ARTIST SEABASTION TOAST







“I have always sought out challenges in my life and making art is one of the biggest challenges I can think of,” Seabastion Toast says. “It can be both the most exhilarating and heart wrenching experience ever.” She has focused on foxes and other feral animals in many of her works because while they’re known for their beauty, they are damaging to native fauna and flora. “In Australia half of our marsupials are extinct and the other half are endangered,” she says. “I find it precious to encounter any kind of wild animal in daily life, and I am also drawn to explore points of difference in my art. I am interested in the grey areas where the black versus white blend and beauty intersects with horror.” 

After completing a visual arts degree in 2000 at Southern Cross University, which included a six-month exchange at the Pratt Institute in New York, Seabastion spent some time immersed in experimental music. However, in the past four years she has returned to painting and in 2011 won the Gainsborough Greens Art Prize. She has also been a semi-finalist in the Doug Moran prize and won D'Arcy Doyle landscape prize too. She currently lives at Cabarita Beach in Northern NSW and her most recent exhibition was at Anthea Polson Art.

Which five words best describe you? Intense, passionate, adventurous, determined, sentimental.

How did you get your career start and what path have you taken since? Even though I majored in painting I was very interested in performance art when I was at university because it seemed like a better vehicle for the postmodern theories I was enamoured with at the time. I began writing the soundtracks to my performances and ended up writing
and performing experimental music and even got a composition grant a couple of years after I left uni. I did a lot of traveling and solo long distance cycling along the eastern seaboard and other parts of the world in an attempt to make sense of things before landing on the Gold Coast and committing to a full-time art practice in 2009. I really enjoy the solitude and temporal restrictions of a painting and studio life and I enjoy the ways the four edges of a canvas can focus and arrange my ideas.

What’s the best lesson you’ve learnt along the way? To just keep going. One painting at a time. If you work consistently at a project every day there is no option for failure. Doing a university exchange in New York was a real eye opener in terms of what it takes to be a professional artist. The kids there pay a lot more for their education and they work incredibly hard to succeed. There is also a more comprehensive system of mentoring and appreciation/education in the general public and so students are supported by exploring and developing works outside of the popular market.

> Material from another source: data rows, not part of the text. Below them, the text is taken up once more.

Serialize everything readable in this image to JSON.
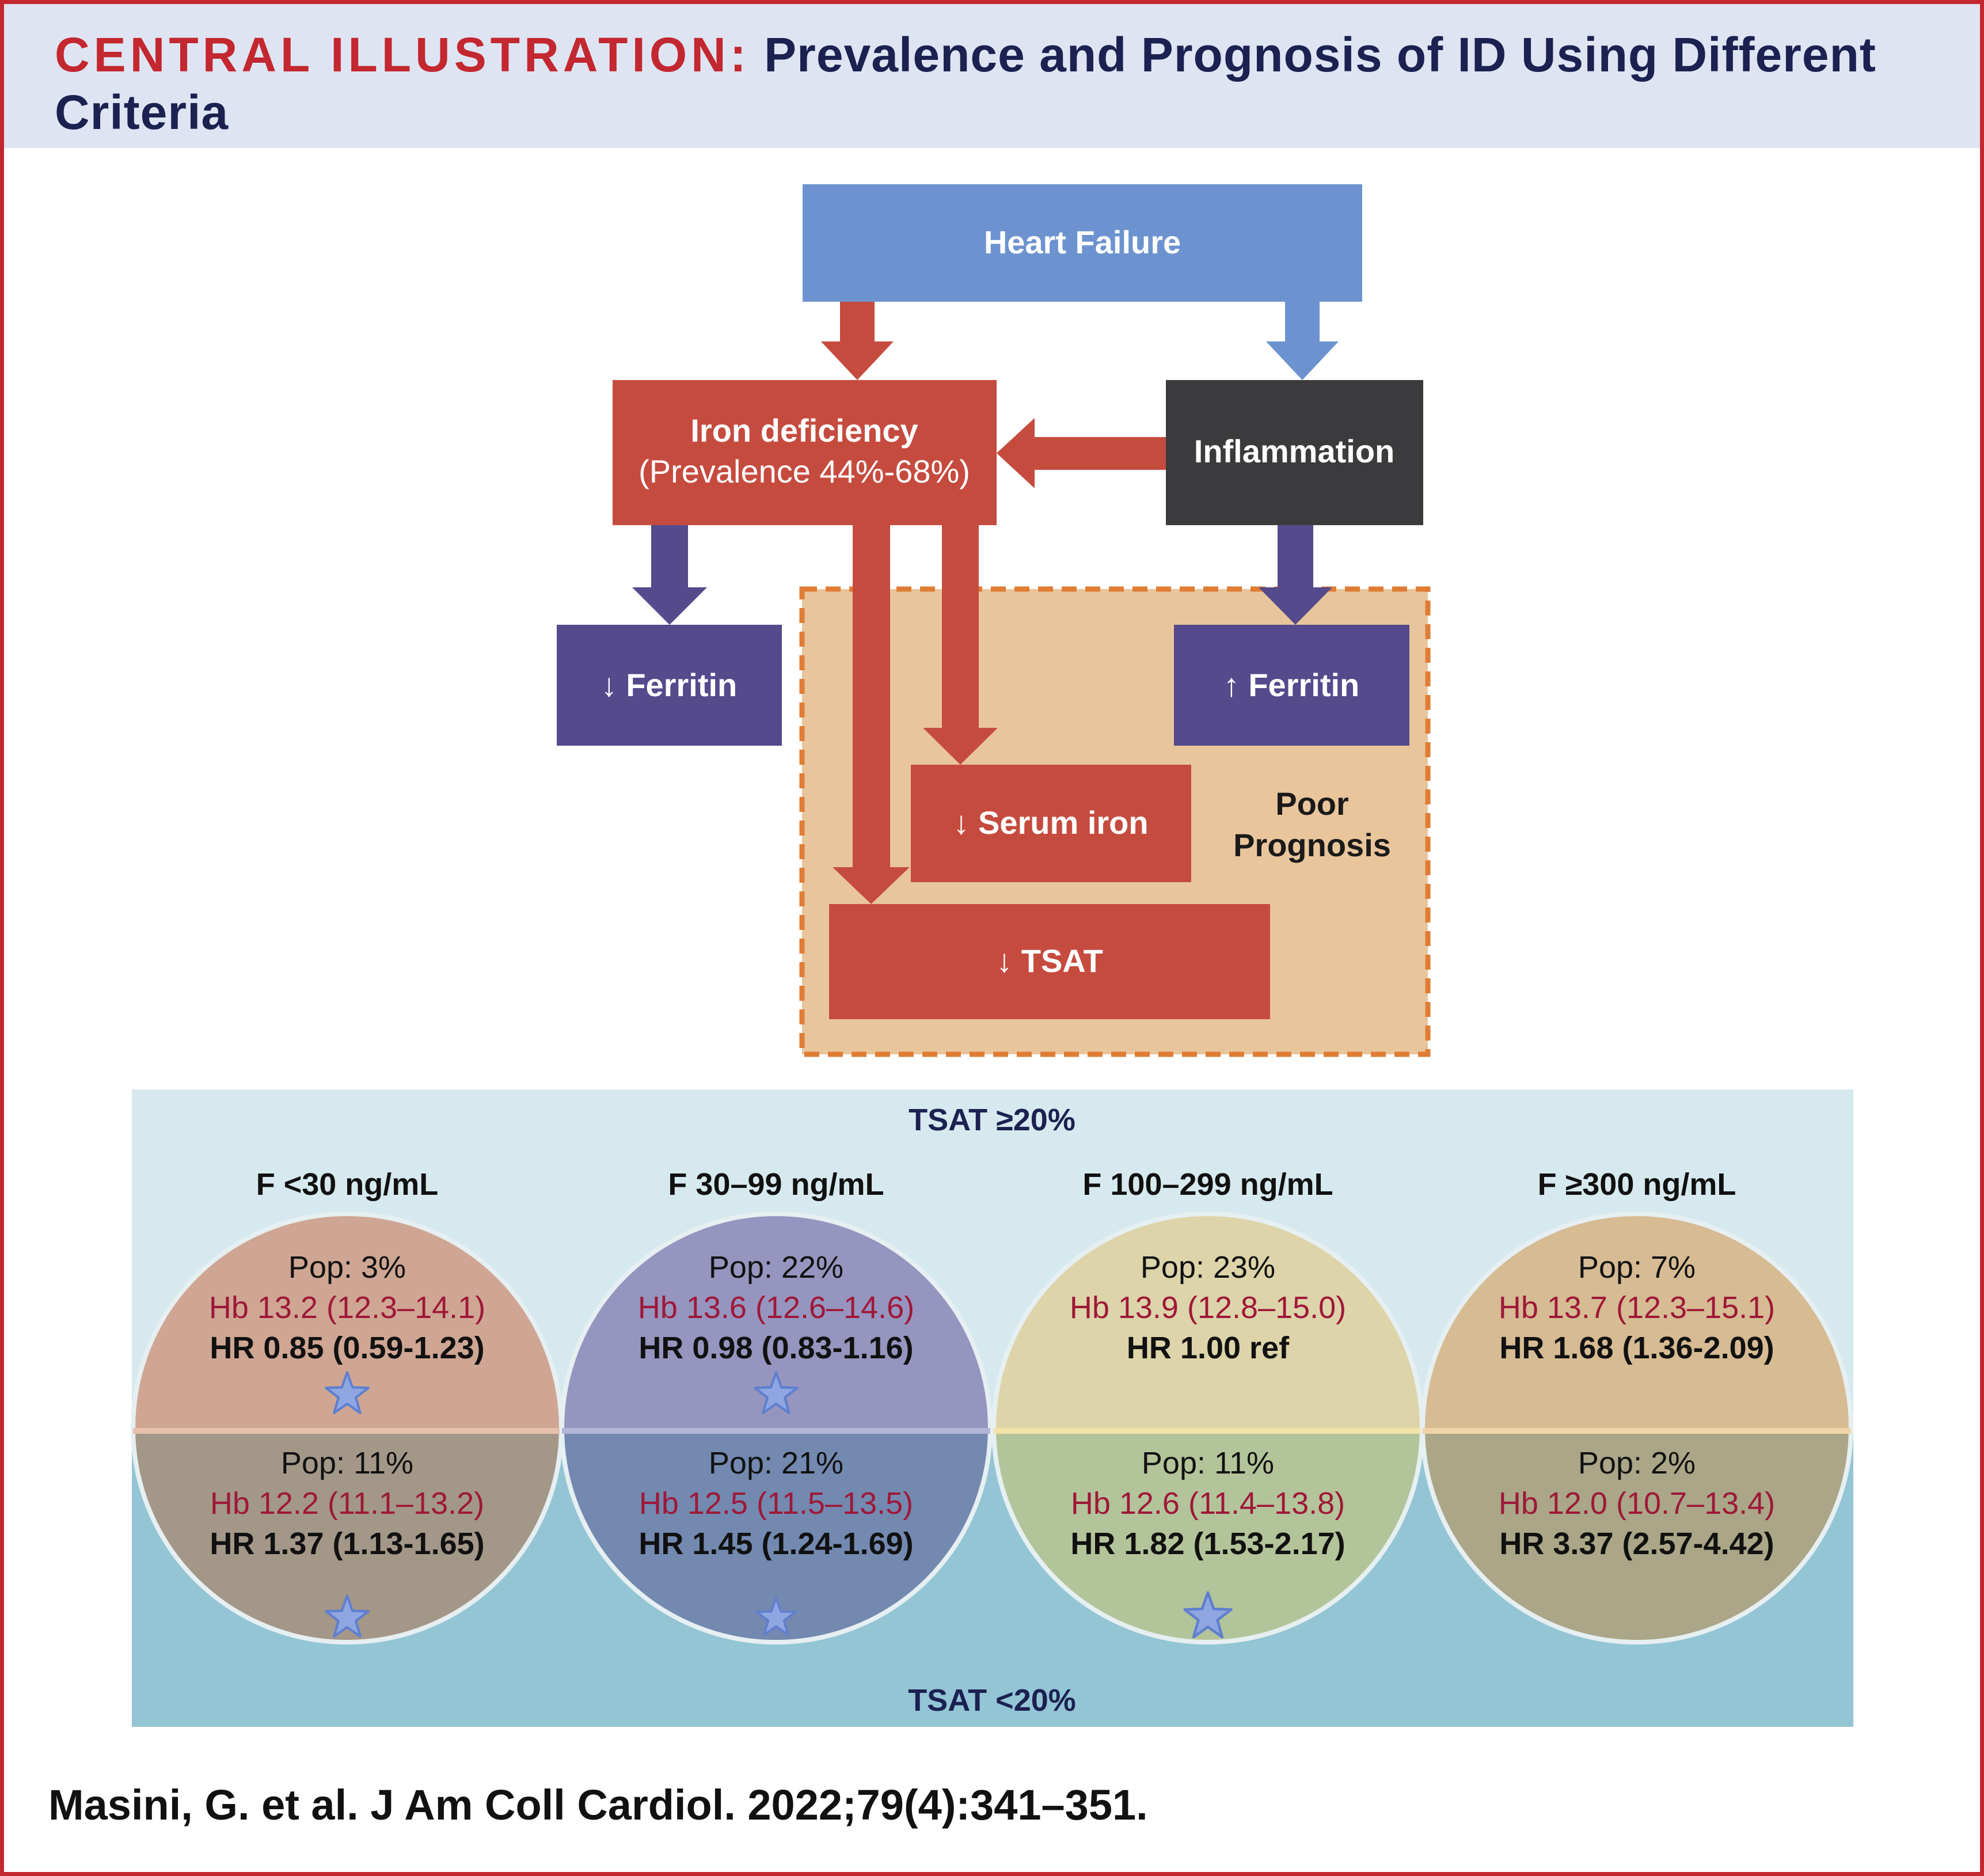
{
  "header": {
    "tag": "CENTRAL ILLUSTRATION:",
    "title_part1": "Prevalence and Prognosis of ID Using Different",
    "title_part2": "Criteria"
  },
  "flow": {
    "heart_failure": "Heart Failure",
    "iron_deficiency": "Iron deficiency",
    "prevalence": "(Prevalence 44%-68%)",
    "inflammation": "Inflammation",
    "low_ferritin": "↓ Ferritin",
    "high_ferritin": "↑ Ferritin",
    "serum_iron": "↓ Serum iron",
    "tsat": "↓ TSAT",
    "poor_prognosis_1": "Poor",
    "poor_prognosis_2": "Prognosis"
  },
  "grid": {
    "tsat_high_label": "TSAT ≥20%",
    "tsat_low_label": "TSAT <20%",
    "groups": [
      {
        "label": "F <30 ng/mL",
        "top": {
          "pop": "Pop: 3%",
          "hb": "Hb 13.2 (12.3–14.1)",
          "hr": "HR 0.85 (0.59-1.23)",
          "star": true
        },
        "bottom": {
          "pop": "Pop: 11%",
          "hb": "Hb 12.2 (11.1–13.2)",
          "hr": "HR 1.37 (1.13-1.65)",
          "star": true
        }
      },
      {
        "label": "F 30–99 ng/mL",
        "top": {
          "pop": "Pop: 22%",
          "hb": "Hb 13.6 (12.6–14.6)",
          "hr": "HR 0.98 (0.83-1.16)",
          "star": true
        },
        "bottom": {
          "pop": "Pop: 21%",
          "hb": "Hb 12.5 (11.5–13.5)",
          "hr": "HR 1.45 (1.24-1.69)",
          "star": true
        }
      },
      {
        "label": "F 100–299 ng/mL",
        "top": {
          "pop": "Pop: 23%",
          "hb": "Hb 13.9 (12.8–15.0)",
          "hr": "HR 1.00 ref",
          "star": false
        },
        "bottom": {
          "pop": "Pop: 11%",
          "hb": "Hb 12.6 (11.4–13.8)",
          "hr": "HR 1.82 (1.53-2.17)",
          "star": true
        }
      },
      {
        "label": "F ≥300 ng/mL",
        "top": {
          "pop": "Pop: 7%",
          "hb": "Hb 13.7 (12.3–15.1)",
          "hr": "HR 1.68 (1.36-2.09)",
          "star": false
        },
        "bottom": {
          "pop": "Pop: 2%",
          "hb": "Hb 12.0 (10.7–13.4)",
          "hr": "HR 3.37 (2.57-4.42)",
          "star": false
        }
      }
    ]
  },
  "colors": {
    "brand_red": "#c3272f",
    "navy": "#1b2150",
    "hf_blue": "#6c93cf",
    "iron_red": "#c64b3f",
    "inflammation": "#3b3b3d",
    "ferritin_purple": "#544a8c",
    "prognosis_fill": "#e9c59c",
    "prognosis_border": "#df7d35",
    "hb_text": "#9e1838"
  },
  "citation": "Masini, G. et al. J Am Coll Cardiol. 2022;79(4):341–351."
}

What’s your proudest career achievement? I am probably most proud when I make a breakthrough in my work. It is always nice to hang a show or win an award but at the end of the day it’s not really other people’s opinions that will push you to make your best work.

What’s been your best decision? To make art my full-time job and totally commit to making it work.

Who inspires you? I am inspired by a really broad range of people, artworks, books, music, landscapes, experiences, cultures, ideas. I can happily say I am never bored. I’m interested in anyone with a keen intelligence pushing the boundaries in their chosen field. I really enjoy reading artist interviews about their process. John Olsen’s Drawn from Life is a humble, inspiring read, as is Brian Eno’s A Year with Swollen Appendices.

What are you passionate about? The environment, women’s rights, education, knowledge, science, running long distances through forests, women in sport, theory, animal rights, politics and sustainability.

Which person, living or dead, would you most like to meet? Kathy Acker. I love how she combined her punk philosophies with feminism and postmodernism, and I was struck by an essay she wrote about the body and training - specifically weightlifting - where she spoke about the idea of breaking things down as a method of rebuilding and restructuring. In this way failure becomes integral to the process of growth. I meet very few people from the arts who are as into pushing the physical limits of their bodies in athletic ways, and who enjoy musing on the poetry and philosophies therein.

What dream do you still want to fulfil? I am still in pursuit of making a “really good painting”. I would like to be able to contribute something to the broader knowledge base. It
would also be nice to run a sub 40min 10km and/or do an air reverse in the surf.

What are you reading? I am furiously learning Spanish in preparation for my upcoming surf trip to Costa Rica, so I have limited myself to textbooks or articles in Spanish. They are pretty basic at the moment but I hope to be able to tackle Don Quioxte soon!